Step 6: Test your implementation

  1. Run pb run to verify the feature computes correctly
  2. Compare incremental results with a full refresh to ensure accuracy
  3. Monitor run times to verify improvement
warning
The first run performs a full refresh to establish the baseline checkpoint. Subsequent runs use incremental computation.
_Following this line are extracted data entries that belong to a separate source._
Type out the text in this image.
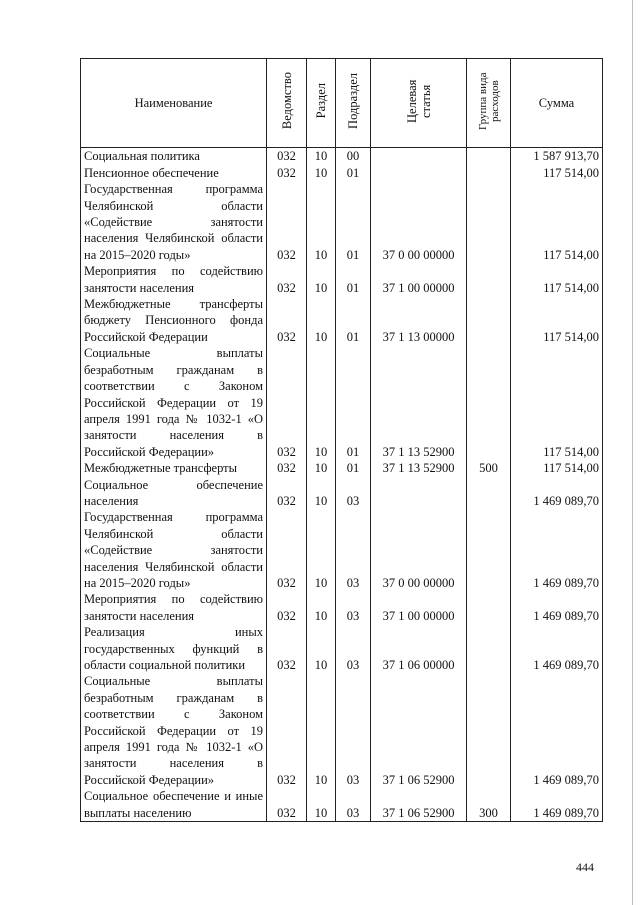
Наименование	Ведомство	Раздел	Подраздел	Целевая статья	Группа вида расходов	Сумма
Социальная политика	032	10	00			1 587 913,70
Пенсионное обеспечение	032	10	01			117 514,00
Государственная программа Челябинской области «Содействие занятости населения Челябинской области на 2015–2020 годы»	032	10	01	37 0 00 00000		117 514,00
Мероприятия по содействию занятости населения	032	10	01	37 1 00 00000		117 514,00
Межбюджетные трансферты бюджету Пенсионного фонда Российской Федерации	032	10	01	37 1 13 00000		117 514,00
Социальные выплаты безработным гражданам в соответствии с Законом Российской Федерации от 19 апреля 1991 года № 1032-1 «О занятости населения в Российской Федерации»	032	10	01	37 1 13 52900		117 514,00
Межбюджетные трансферты	032	10	01	37 1 13 52900	500	117 514,00
Социальное обеспечение населения	032	10	03			1 469 089,70
Государственная программа Челябинской области «Содействие занятости населения Челябинской области на 2015–2020 годы»	032	10	03	37 0 00 00000		1 469 089,70
Мероприятия по содействию занятости населения	032	10	03	37 1 00 00000		1 469 089,70
Реализация иных государственных функций в области социальной политики	032	10	03	37 1 06 00000		1 469 089,70
Социальные выплаты безработным гражданам в соответствии с Законом Российской Федерации от 19 апреля 1991 года № 1032-1 «О занятости населения в Российской Федерации»	032	10	03	37 1 06 52900		1 469 089,70
Социальное обеспечение и иные выплаты населению	032	10	03	37 1 06 52900	300	1 469 089,70
444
Verifying incremental behavior

To verify your feature is running incrementally:

  • Check run times: Incremental runs should be faster than full refresh runs (after the first run)
  • Compare results: Run with incremental mode and compare results with a full refresh to ensure they match
  • Monitor checkpoint usage: Verify that checkpoints are being created and used in subsequent runs

Troubleshooting

IssueSolution
Feature values are incorrect
  • Verify that your merge: clause correctly matches the aggregation logic
  • Ensure that your input sources are append-only or have reliable timestamps
  • Check that you are not missing edge cases in merge logic
  • Compare incremental results with a full refresh to identify discrepancies
Performance not improving
  • Verify that your input sources are properly configured for incremental processing
  • Check that delta models are being used correctly
  • Ensure your data warehouse supports efficient timestamp filtering
  • Monitor checkpoint creation and usage
Merge errors
  • Verify that all aggregators in select: have corresponding merge logic
  • Check that merge functions match the aggregation type
  • Ensure merge_where: conditions are correct if used
  • Review Simple Aggregations and Compound Aggregations for correct syntax
The first run is slowThis is expected. The first run always performs a full refresh to establish the baseline checkpoint. Subsequent runs use incremental computation and should be faster.